The good news is that even on Ash Wednesday there is hope. The ashes are the start of our Lenten journey, but not its end. Because even as we begin this Lenten season there is hope. Through the promise of Christ’s resurrection, we will indeed rise out of the ashes. We will rise out of the ashes of Ash Wednesday and be drawn into the glorious light of Easter.
But not yet. Because in order to rise, we must first die. Just as at baptism we die to the old life of sin and death, before we experience the joy of Resurrection, we walk this Lenten path. We strip away all the clutter of our lives and return to the basics of our relationship with Jesus. It’s not easy, of course. It takes the hard work of self-examination leading to true repentance and amendment of life. But Ash Wednesday is the window into the season of Lent; a season that is not all doom and gloom but rather a wilderness experience of relationship with the living God who invites us into an ever-deepening encounter.

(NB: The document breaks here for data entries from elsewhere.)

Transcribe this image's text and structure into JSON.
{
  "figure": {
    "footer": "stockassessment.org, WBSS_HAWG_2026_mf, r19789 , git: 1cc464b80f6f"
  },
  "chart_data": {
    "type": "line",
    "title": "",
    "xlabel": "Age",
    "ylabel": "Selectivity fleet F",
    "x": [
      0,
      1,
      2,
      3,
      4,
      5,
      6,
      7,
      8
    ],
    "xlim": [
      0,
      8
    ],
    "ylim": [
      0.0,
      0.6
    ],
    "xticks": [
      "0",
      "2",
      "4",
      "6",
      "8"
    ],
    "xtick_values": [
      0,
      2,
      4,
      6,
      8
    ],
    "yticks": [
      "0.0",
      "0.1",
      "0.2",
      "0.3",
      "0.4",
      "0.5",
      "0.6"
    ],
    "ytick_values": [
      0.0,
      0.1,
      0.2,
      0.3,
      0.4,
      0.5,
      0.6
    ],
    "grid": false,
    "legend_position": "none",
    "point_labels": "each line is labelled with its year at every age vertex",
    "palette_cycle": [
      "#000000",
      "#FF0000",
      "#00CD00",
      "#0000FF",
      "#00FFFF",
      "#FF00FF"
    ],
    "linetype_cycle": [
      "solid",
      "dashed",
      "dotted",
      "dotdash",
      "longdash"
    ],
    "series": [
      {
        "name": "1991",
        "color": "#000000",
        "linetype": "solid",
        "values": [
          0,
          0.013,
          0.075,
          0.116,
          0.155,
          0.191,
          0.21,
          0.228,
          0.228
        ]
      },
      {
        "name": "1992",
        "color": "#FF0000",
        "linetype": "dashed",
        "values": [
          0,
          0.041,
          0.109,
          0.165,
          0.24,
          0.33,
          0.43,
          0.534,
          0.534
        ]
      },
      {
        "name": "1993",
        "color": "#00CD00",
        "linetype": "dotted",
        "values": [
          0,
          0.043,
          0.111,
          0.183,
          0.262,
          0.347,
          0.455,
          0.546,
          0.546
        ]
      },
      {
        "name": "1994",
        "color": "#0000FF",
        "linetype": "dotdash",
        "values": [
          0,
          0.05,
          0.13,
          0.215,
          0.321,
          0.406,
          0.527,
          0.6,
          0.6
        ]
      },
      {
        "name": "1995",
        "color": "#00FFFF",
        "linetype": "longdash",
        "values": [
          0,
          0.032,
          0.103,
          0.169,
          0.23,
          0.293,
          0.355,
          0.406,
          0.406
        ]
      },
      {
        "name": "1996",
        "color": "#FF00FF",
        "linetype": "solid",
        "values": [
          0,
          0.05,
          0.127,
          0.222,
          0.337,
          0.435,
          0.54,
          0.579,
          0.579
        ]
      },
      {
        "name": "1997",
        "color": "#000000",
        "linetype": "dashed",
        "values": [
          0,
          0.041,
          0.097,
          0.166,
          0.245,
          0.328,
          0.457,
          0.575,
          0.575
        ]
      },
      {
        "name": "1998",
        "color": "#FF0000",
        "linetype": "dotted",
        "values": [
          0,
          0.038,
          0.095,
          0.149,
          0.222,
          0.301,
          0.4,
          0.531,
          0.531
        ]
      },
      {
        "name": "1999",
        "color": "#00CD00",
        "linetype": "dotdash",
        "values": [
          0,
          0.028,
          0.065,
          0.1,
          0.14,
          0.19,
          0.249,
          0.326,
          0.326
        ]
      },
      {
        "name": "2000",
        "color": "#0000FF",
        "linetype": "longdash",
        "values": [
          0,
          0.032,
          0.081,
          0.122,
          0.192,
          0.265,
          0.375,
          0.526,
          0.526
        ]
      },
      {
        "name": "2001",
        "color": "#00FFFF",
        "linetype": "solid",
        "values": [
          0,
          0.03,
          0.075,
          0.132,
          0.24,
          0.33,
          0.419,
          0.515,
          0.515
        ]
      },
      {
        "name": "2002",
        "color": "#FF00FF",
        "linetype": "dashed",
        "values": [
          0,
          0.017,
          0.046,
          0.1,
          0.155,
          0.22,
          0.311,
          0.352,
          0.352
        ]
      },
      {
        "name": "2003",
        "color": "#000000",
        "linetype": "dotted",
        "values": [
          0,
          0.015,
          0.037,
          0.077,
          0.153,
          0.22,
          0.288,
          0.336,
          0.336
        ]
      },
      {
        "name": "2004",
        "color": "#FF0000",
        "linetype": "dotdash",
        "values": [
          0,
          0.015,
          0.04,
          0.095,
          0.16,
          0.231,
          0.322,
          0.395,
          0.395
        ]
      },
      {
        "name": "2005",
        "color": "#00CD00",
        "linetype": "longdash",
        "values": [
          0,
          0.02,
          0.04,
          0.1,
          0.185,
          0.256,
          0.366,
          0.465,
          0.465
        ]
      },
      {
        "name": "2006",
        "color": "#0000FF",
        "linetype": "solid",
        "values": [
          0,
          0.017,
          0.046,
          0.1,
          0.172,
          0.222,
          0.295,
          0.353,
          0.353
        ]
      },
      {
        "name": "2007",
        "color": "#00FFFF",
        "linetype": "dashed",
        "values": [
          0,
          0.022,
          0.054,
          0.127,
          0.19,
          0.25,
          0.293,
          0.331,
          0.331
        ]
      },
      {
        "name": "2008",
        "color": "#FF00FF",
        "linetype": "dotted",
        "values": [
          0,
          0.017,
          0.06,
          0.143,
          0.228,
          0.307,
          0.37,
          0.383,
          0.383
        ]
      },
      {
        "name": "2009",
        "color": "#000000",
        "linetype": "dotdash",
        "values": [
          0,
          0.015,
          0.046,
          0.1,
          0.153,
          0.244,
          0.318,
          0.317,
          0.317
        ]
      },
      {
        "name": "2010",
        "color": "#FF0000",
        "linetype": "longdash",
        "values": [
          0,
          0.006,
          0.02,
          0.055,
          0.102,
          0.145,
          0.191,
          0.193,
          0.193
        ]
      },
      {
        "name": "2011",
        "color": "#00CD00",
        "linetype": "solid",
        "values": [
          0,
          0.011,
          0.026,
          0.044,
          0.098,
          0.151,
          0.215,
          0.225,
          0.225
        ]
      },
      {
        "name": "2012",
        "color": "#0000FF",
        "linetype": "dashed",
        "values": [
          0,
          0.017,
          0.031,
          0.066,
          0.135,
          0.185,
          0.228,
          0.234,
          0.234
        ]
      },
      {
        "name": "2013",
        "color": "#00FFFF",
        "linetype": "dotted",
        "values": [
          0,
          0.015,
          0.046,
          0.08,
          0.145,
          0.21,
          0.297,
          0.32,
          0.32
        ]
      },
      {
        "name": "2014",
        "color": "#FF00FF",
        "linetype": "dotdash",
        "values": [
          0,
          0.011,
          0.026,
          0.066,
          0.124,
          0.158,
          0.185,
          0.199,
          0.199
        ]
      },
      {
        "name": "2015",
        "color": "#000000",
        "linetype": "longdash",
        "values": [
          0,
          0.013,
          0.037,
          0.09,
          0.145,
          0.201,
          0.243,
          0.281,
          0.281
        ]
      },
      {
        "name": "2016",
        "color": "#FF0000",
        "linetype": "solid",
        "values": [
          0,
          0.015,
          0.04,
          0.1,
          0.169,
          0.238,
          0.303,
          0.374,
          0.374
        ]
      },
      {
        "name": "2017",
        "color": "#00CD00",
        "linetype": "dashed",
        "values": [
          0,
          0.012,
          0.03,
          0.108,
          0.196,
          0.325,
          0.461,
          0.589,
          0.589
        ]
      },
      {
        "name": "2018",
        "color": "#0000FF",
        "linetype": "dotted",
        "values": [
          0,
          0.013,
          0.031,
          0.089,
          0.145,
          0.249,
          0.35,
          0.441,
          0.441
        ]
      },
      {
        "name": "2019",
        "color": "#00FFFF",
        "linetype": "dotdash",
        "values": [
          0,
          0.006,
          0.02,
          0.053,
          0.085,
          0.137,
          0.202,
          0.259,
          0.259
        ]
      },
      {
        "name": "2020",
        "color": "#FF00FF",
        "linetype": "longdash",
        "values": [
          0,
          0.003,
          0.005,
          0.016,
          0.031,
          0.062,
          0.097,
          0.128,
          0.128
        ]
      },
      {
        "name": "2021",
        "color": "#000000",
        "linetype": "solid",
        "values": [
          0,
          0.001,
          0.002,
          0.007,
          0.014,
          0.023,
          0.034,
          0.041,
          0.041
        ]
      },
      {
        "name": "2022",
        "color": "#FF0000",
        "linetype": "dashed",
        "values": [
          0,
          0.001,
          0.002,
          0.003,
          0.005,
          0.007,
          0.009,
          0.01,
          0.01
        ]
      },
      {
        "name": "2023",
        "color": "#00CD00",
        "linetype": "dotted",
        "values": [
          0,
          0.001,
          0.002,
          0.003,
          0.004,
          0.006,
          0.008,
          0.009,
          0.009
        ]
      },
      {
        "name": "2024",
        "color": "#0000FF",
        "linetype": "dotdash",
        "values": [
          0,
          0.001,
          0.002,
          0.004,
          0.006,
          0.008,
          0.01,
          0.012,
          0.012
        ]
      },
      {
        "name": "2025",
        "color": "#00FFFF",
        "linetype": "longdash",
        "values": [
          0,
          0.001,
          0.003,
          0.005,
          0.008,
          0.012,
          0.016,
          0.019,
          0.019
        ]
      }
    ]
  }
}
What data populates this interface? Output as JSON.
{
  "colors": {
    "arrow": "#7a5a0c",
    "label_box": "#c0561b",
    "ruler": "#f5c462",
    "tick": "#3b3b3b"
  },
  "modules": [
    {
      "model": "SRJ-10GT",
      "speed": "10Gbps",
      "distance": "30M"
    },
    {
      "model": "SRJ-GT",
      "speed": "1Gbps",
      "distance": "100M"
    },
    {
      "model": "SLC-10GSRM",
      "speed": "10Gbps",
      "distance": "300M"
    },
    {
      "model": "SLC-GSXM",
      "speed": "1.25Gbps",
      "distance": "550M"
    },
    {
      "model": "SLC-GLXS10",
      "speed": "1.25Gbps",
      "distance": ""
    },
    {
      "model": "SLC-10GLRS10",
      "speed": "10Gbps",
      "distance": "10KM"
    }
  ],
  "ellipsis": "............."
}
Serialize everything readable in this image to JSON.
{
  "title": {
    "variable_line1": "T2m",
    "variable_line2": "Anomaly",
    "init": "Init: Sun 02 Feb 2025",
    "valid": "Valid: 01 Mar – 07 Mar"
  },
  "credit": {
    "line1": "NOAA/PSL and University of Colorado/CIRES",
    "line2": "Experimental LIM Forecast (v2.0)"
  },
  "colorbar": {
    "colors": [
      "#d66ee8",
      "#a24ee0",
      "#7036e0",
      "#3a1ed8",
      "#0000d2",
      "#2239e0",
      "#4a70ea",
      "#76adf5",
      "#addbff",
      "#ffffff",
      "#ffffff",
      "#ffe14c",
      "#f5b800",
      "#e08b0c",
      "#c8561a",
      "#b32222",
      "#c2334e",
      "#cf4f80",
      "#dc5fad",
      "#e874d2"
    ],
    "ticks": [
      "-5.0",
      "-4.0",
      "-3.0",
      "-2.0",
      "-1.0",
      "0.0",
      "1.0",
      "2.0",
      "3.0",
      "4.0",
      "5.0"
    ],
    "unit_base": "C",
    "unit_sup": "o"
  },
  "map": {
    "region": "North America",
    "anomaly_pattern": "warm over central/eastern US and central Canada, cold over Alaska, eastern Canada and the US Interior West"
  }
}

And so the ashes, this very tangible and visceral evidence of our own mortality, draw us into the impending death of Jesus Christ. But through these ashes we are also drawn into the impending resurrection of Jesus Christ. Ashes to ashes, dust to dust, new life to new life. It’s all part of our inheritance as people of faith. These ashes mark us for death but they also mark us for resurrection. We are marked for death, yes, but also for new life in the risen Christ.
And it all begins with a physical touch. An incarnational moment that stands as an outward and visible sign of Jesus’ love for you. A love that transcends everything even, and most especially, death.